Zu gleicher Zeit erschien ein bärtiger Mann, welcher eine fast paradiesische Erscheinung bildete, denn er war nur mit dem Hemde bekleidet. Es war jener Dragonermajor, welchem Florian die Uniform entwendet hatte, um sie Königsau zu bringen.
Napoleon fuhr sich mit beiden Händen an den Kopf und sagte:
» Mon dieu! Wer kann so unvorsichtig sein!«
Der Mann sah, wem er die Thüre in das Gesicht geschlagen hatte.
»Alle Teufel! Der Kaiser!« rief er, auf das Heftigste erschreckt.
»Ja, der Kaiser! Ich rathe Ihnen, in Zukunft – – ah!« unterbrach er sich. »Major Marbeille!«
»Pardon, Majestät,« stotterte der Officier. »Ich suchte meine Kleidung, welche man aus irgend welchem Grunde entfernt hat.«
Napoleon hatte sich bereits in die Scene gefunden.
»Man hat sie gestohlen,« meinte er, über die vor ihm stehende Figur nur mit Mühe ein Lächeln unterdrückend.

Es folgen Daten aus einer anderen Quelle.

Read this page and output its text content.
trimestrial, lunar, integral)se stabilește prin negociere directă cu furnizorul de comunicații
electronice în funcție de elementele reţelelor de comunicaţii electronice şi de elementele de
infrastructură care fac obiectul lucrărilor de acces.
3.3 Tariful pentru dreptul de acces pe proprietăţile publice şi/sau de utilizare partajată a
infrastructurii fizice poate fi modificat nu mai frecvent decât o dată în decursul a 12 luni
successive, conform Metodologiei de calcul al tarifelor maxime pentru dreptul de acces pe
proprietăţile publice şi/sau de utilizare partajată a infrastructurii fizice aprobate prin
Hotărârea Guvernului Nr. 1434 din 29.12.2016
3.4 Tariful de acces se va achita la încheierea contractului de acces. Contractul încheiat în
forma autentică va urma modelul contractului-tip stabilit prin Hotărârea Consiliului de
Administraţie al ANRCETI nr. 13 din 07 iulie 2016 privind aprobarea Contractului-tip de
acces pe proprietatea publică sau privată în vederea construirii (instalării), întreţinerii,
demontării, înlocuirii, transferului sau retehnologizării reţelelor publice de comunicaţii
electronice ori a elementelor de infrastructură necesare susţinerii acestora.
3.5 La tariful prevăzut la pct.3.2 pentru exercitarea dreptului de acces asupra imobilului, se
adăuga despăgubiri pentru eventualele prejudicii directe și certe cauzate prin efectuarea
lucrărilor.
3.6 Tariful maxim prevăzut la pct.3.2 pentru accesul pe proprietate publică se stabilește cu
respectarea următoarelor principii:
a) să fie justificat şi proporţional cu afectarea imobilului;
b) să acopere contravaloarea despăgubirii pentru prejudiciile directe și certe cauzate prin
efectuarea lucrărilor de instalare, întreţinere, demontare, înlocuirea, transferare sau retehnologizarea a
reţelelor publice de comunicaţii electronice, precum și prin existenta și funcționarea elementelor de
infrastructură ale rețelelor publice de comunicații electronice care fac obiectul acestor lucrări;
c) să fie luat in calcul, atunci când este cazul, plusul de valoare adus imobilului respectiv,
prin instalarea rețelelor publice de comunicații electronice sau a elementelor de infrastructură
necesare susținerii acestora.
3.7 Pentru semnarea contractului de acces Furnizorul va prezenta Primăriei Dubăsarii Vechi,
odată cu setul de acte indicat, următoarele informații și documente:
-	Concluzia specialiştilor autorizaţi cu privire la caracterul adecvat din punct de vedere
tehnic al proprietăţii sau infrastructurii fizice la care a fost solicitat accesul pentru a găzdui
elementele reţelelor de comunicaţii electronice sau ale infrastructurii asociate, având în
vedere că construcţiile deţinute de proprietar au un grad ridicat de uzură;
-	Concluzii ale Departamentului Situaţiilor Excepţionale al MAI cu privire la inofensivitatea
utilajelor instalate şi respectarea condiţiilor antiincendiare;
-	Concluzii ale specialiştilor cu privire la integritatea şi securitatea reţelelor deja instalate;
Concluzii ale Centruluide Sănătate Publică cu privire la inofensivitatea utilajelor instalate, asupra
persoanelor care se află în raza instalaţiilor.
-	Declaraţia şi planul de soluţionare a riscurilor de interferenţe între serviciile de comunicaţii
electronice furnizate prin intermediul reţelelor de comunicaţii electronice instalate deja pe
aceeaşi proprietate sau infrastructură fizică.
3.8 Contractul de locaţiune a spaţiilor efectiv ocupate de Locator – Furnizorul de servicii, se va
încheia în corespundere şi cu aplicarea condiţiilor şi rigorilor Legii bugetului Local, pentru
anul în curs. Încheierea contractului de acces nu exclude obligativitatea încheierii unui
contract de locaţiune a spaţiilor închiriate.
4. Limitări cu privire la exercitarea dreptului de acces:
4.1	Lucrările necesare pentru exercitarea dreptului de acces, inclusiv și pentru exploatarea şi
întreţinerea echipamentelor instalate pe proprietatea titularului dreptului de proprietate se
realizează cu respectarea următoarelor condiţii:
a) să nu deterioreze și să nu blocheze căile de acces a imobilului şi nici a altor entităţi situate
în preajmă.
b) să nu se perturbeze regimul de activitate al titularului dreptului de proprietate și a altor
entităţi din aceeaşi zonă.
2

»Gestohlen! Bei Gott, den Dieb lasse ich hängen!«
»Man wird erst sehen müssen, ob er sich fangen läßt!«
»Aber, was fange ich an?«
»Leihen Sie sich einstweilen eine andere Uniform, und schließen Sie jetzt die Thür, Major.«
Bei diesen Worten schritt er davon. Der Major aber kam erst jetzt zum vollen Bewußtsein der Situation, in welcher er sich hatte überraschen lassen.
»Donnerwetter!« sagte er. »Im Hemde! Und es war der Kaiser. Ich werde sogleich nach anderen Kleidern klingeln und dann nach dem Spitzbuben forschen. Erwische ich ihn, so lasse ich ihn hängen, erschießen und rädern für die Blamage, die er mir bereitet hat.«
Er drückte seine Thür grad zur rechten Zeit zu, um nicht auch noch von Richemonte und Reillac bemerkt zu werden, welche eben jetzt vorüber schritten. Nach einigen wenigen Minuten verließen Beide den Meierhof zu Pferde, gefolgt von drei bärtigen Cavalleristen, mit denen sie in gestrecktem Galopp auf Sedan zusprengten.
Dort erfuhren sie zunächst, daß die Gesuchten hier durchgekommen seien, und am jenseitigen Ausgange der Stadt gab man ihnen dann an, daß sie die Richtung nach Bouillon eingeschlagen hatten.
Sie verfolgten natürlich dieselbe Richtung.